Sünnete Hazırlanmayan Çocuk Travma Yaşayabilir

Avrupa Hospital Üroloji Uzm. Op. Dr. Ahmet Tuğanalp, sünnetin, toplumumuzda çocuk ve ailesi için son derece önemli bir olay olması nedeniyle bunu çocuk için en kabul edilebilir hale getirmenin, ailelerin görevi olduğunu belirterek, "Çocuk asla sünnet ile korkutulmamalı, sünnet öncesi rahatlatılmaya çalışılmalıdır.

Sünnete Hazırlanmayan Çocuk Travma Yaşayabilir
Uygun şekilde sünnete hazırlanmayan ve psikolojik travma yaşayan çocuk bir uzvunun kaybolacağını veya ailesinin kendisini bu yöntemle cezalandıracağını düşünüp ileriki yaşamında kişilik ve cinsel problemlerle karşılaşabilir” dedi.


Op. Dr. Ahmet Tuğanalp, sünnet işlemini anlayacak yaştaki çocuğa sünnetin anlatılıp, ikna olması sağlanarak, sünnet için motive edilmesi gerektiğini söyledi.

Çocuklar için en önemli stres faktörünün, en hassas organında ağrı duyma korkusu olmasından ötürü gerekli hassasiyetin gösterilip, önlemlerin alınması gerektiğine vurgu yapan Tuğanalp, sünnet yöntemlerinin de günümüzde değişiklik gösterdiğini kaydetti.

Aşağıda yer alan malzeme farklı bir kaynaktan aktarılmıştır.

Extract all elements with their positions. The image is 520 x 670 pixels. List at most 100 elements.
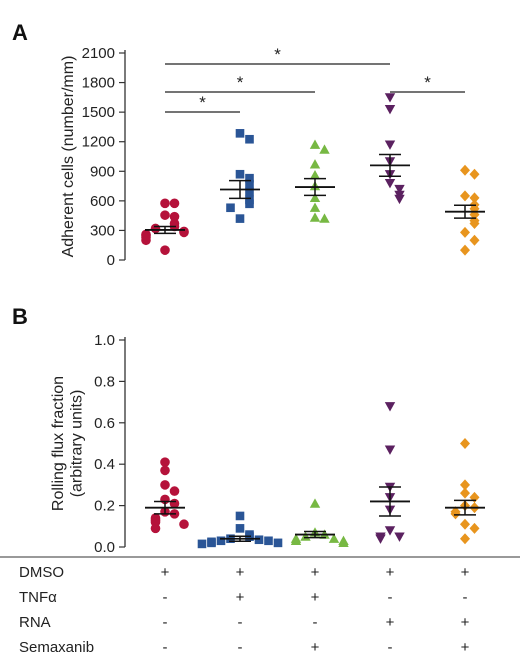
data-point [226,203,235,213]
data-point [384,93,396,103]
data-point [309,159,321,169]
condition-sign: + [461,614,470,631]
data-point [245,199,254,209]
data-point [375,534,386,544]
data-point [384,178,396,189]
data-point [328,533,340,543]
data-point [460,438,470,449]
condition-sign: - [313,614,318,631]
significance-star: * [199,93,206,112]
y-tick-label: 0.8 [94,373,115,390]
y-tick-label: 1500 [82,104,115,121]
significance-star: * [274,45,281,64]
data-point [150,223,161,234]
condition-label: RNA [19,614,51,631]
condition-sign: + [311,564,320,581]
data-point [160,457,170,467]
data-point [460,479,470,491]
data-point [460,226,470,238]
y-tick-label: 300 [90,222,115,239]
data-point [160,480,170,490]
panel-letter-b: B [12,304,28,329]
data-point [264,536,273,546]
data-point [169,211,180,222]
condition-sign: + [236,564,245,581]
data-point [160,210,170,220]
data-point [394,184,405,195]
data-point [235,169,245,179]
data-point [469,192,480,204]
data-point [245,173,254,183]
data-point [245,187,254,197]
y-axis-title: Rolling flux fraction(arbitrary units) [50,376,85,511]
condition-sign: - [238,639,243,656]
condition-label: DMSO [19,564,64,581]
data-point [290,535,302,545]
y-tick-label: 0.4 [94,456,115,473]
condition-label: TNFα [19,589,57,606]
condition-sign: + [236,589,245,606]
data-point [319,213,330,223]
data-point [460,518,470,530]
data-point [469,522,480,534]
data-point [384,445,396,455]
data-point [309,192,321,203]
data-point [309,212,321,222]
data-point [460,164,470,176]
data-point [384,140,396,150]
y-tick-label: 0 [107,252,115,269]
data-point [300,531,311,541]
data-point [460,533,470,545]
data-point [160,245,170,255]
condition-sign: - [238,614,243,631]
data-point [254,535,264,545]
data-point [469,168,480,180]
condition-sign: - [388,589,393,606]
condition-sign: - [163,589,168,606]
data-point [394,532,405,542]
data-point [338,537,349,548]
data-point [160,198,170,209]
data-point [309,498,321,508]
y-tick-label: 0.6 [94,415,115,432]
panel-b-chart: 0.0 0.2 0.4 0.6 0.8 1.0 Rolling flux fraction(… [50,332,485,556]
condition-sign: - [163,639,168,656]
condition-sign: + [386,614,395,631]
condition-sign: + [386,564,395,581]
data-point [197,539,207,549]
data-point [235,511,245,521]
condition-sign: - [388,639,393,656]
y-tick-label: 1200 [82,134,115,151]
y-tick-label: 1800 [82,75,115,92]
data-point [309,139,321,149]
significance-star: * [237,73,244,92]
condition-sign: - [463,589,468,606]
conditions-table: DMSO + + + + + TNFα - + + - - RNA - - - + + Semaxanib - - + - + [19,564,470,656]
data-point [150,523,161,534]
data-point [394,194,405,205]
data-point [273,538,283,548]
data-point [245,179,254,189]
condition-sign: - [163,614,168,631]
data-point [179,519,189,530]
data-point [460,487,470,499]
data-point [141,235,151,246]
data-point [384,402,396,412]
condition-sign: + [161,564,170,581]
data-point [169,486,180,496]
data-point [469,218,480,230]
y-tick-label: 0.2 [94,498,115,515]
y-axis-title: Adherent cells (number/mm) [60,56,77,258]
data-point [469,234,480,246]
significance-star: * [424,73,431,92]
panel-letter-a: A [12,20,28,45]
data-point [245,134,254,144]
data-point [235,524,245,533]
data-point [235,129,245,138]
condition-sign: + [461,564,470,581]
panel-a-chart: 0 300 600 900 1200 1500 1800 2100 Adherent cells… [60,45,485,269]
y-tick-label: 0.0 [94,539,115,556]
data-point [235,214,245,223]
data-point [216,536,226,546]
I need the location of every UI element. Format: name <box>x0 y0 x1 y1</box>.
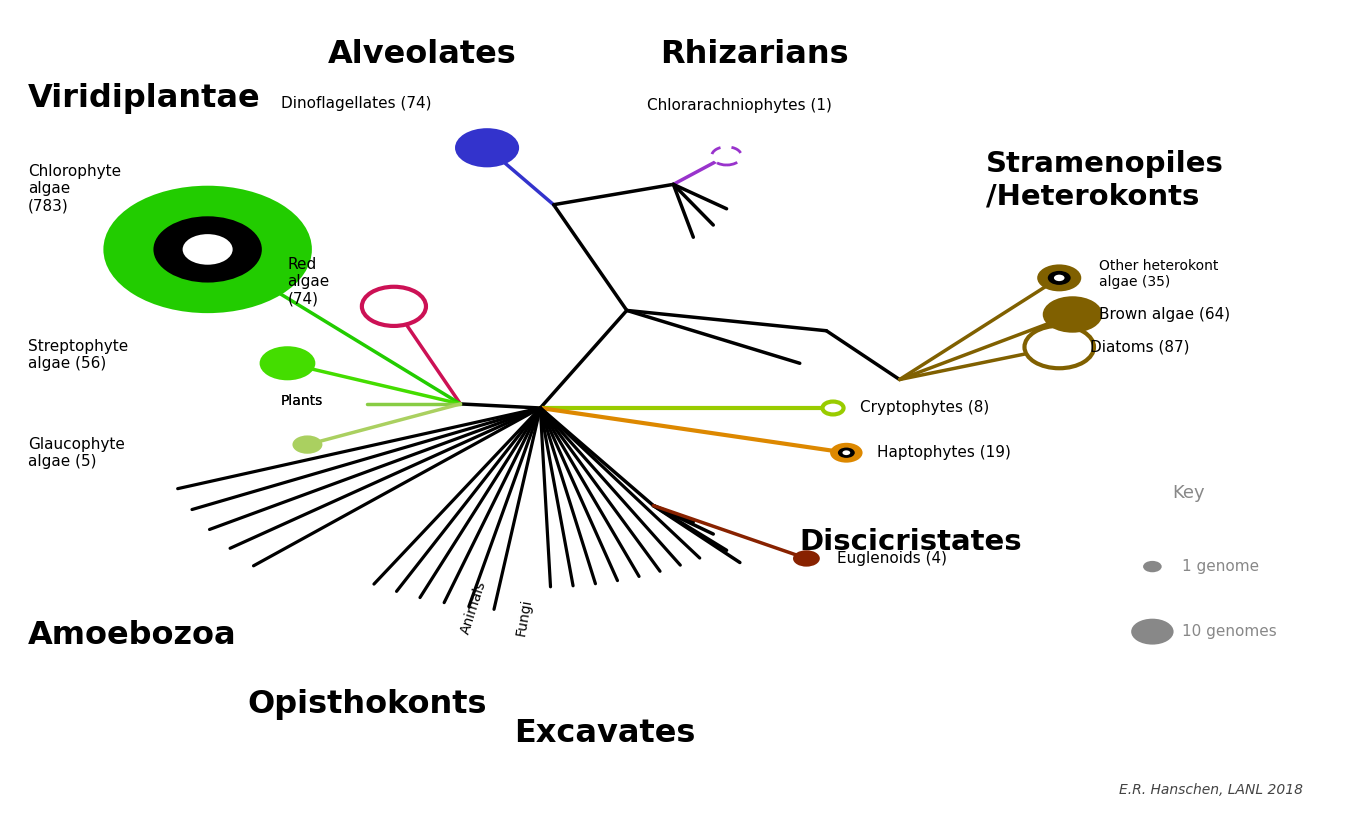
Circle shape <box>822 401 844 415</box>
Text: Haptophytes (19): Haptophytes (19) <box>878 446 1011 460</box>
Text: Brown algae (64): Brown algae (64) <box>1099 307 1230 322</box>
Text: Streptophyte
algae (56): Streptophyte algae (56) <box>28 339 128 371</box>
Text: Plants: Plants <box>281 394 323 409</box>
Text: Viridiplantae: Viridiplantae <box>28 83 261 114</box>
Text: Other heterokont
algae (35): Other heterokont algae (35) <box>1099 259 1219 289</box>
Text: Excavates: Excavates <box>514 718 695 749</box>
Circle shape <box>293 436 323 454</box>
Text: Fungi: Fungi <box>514 597 535 636</box>
Circle shape <box>1048 271 1071 285</box>
Circle shape <box>1054 275 1065 282</box>
Circle shape <box>455 128 520 167</box>
Text: Cryptophytes (8): Cryptophytes (8) <box>860 401 990 415</box>
Text: Chlorarachniophytes (1): Chlorarachniophytes (1) <box>647 98 832 113</box>
Circle shape <box>1042 296 1103 333</box>
Circle shape <box>830 443 863 463</box>
Text: 10 genomes: 10 genomes <box>1181 624 1276 639</box>
Circle shape <box>104 186 312 313</box>
Text: Euglenoids (4): Euglenoids (4) <box>837 551 946 566</box>
Circle shape <box>182 234 232 264</box>
Text: Glaucophyte
algae (5): Glaucophyte algae (5) <box>28 437 126 469</box>
Circle shape <box>1025 326 1094 368</box>
Text: Red
algae
(74): Red algae (74) <box>288 257 329 307</box>
Text: Dinoflagellates (74): Dinoflagellates (74) <box>281 95 431 110</box>
Circle shape <box>1141 624 1164 639</box>
Circle shape <box>362 286 427 326</box>
Text: Rhizarians: Rhizarians <box>660 38 849 69</box>
Text: Amoebozoa: Amoebozoa <box>28 620 236 651</box>
Circle shape <box>154 216 262 282</box>
Text: Diatoms (87): Diatoms (87) <box>1089 339 1189 354</box>
Circle shape <box>842 450 850 455</box>
Text: Opisthokonts: Opisthokonts <box>247 690 487 721</box>
Text: Animals: Animals <box>459 579 489 636</box>
Circle shape <box>792 550 819 566</box>
Text: Alveolates: Alveolates <box>328 38 516 69</box>
Text: Stramenopiles
/Heterokonts: Stramenopiles /Heterokonts <box>986 150 1224 211</box>
Text: Chlorophyte
algae
(783): Chlorophyte algae (783) <box>28 163 122 213</box>
Circle shape <box>1143 561 1162 572</box>
Text: Plants: Plants <box>281 394 323 409</box>
Circle shape <box>1037 264 1081 291</box>
Circle shape <box>838 447 855 458</box>
Circle shape <box>711 147 741 165</box>
Text: 1 genome: 1 genome <box>1181 559 1258 574</box>
Text: Discicristates: Discicristates <box>799 528 1022 557</box>
Text: Key: Key <box>1172 485 1206 503</box>
Text: E.R. Hanschen, LANL 2018: E.R. Hanschen, LANL 2018 <box>1119 783 1303 797</box>
Circle shape <box>259 346 316 380</box>
Circle shape <box>1131 619 1173 645</box>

Değişen sünnet yöntemlerinden bahseden Op. Dr. Ahmet Tuğanalp, “Sünnet günümüzde en sık klasik cerrahi yöntemle yapılmaktadır. Bunun dışında çan yöntemi, koter ve laser kullanılmaktadır. Günümüzde sünnetin koterle yapılması sağlık bakanlığı tarafından yasaklanmıştır. Klasik cerrahi yöntemde; sünnet işlemi için gerekli cerrahi alan temizliği yapılıp, penise lokal anestezi uygulanıp penis başı ve sünnet derisi arasındaki yapışıklıklar temizlenip, yeterli uzunlukta sünnet derisi kesilip, kanamalar kontrol edilip yara ağızları eriyebilen dikişlerle dikilip, uygun pansuman malzemesi ile sarılır" diye konuştu.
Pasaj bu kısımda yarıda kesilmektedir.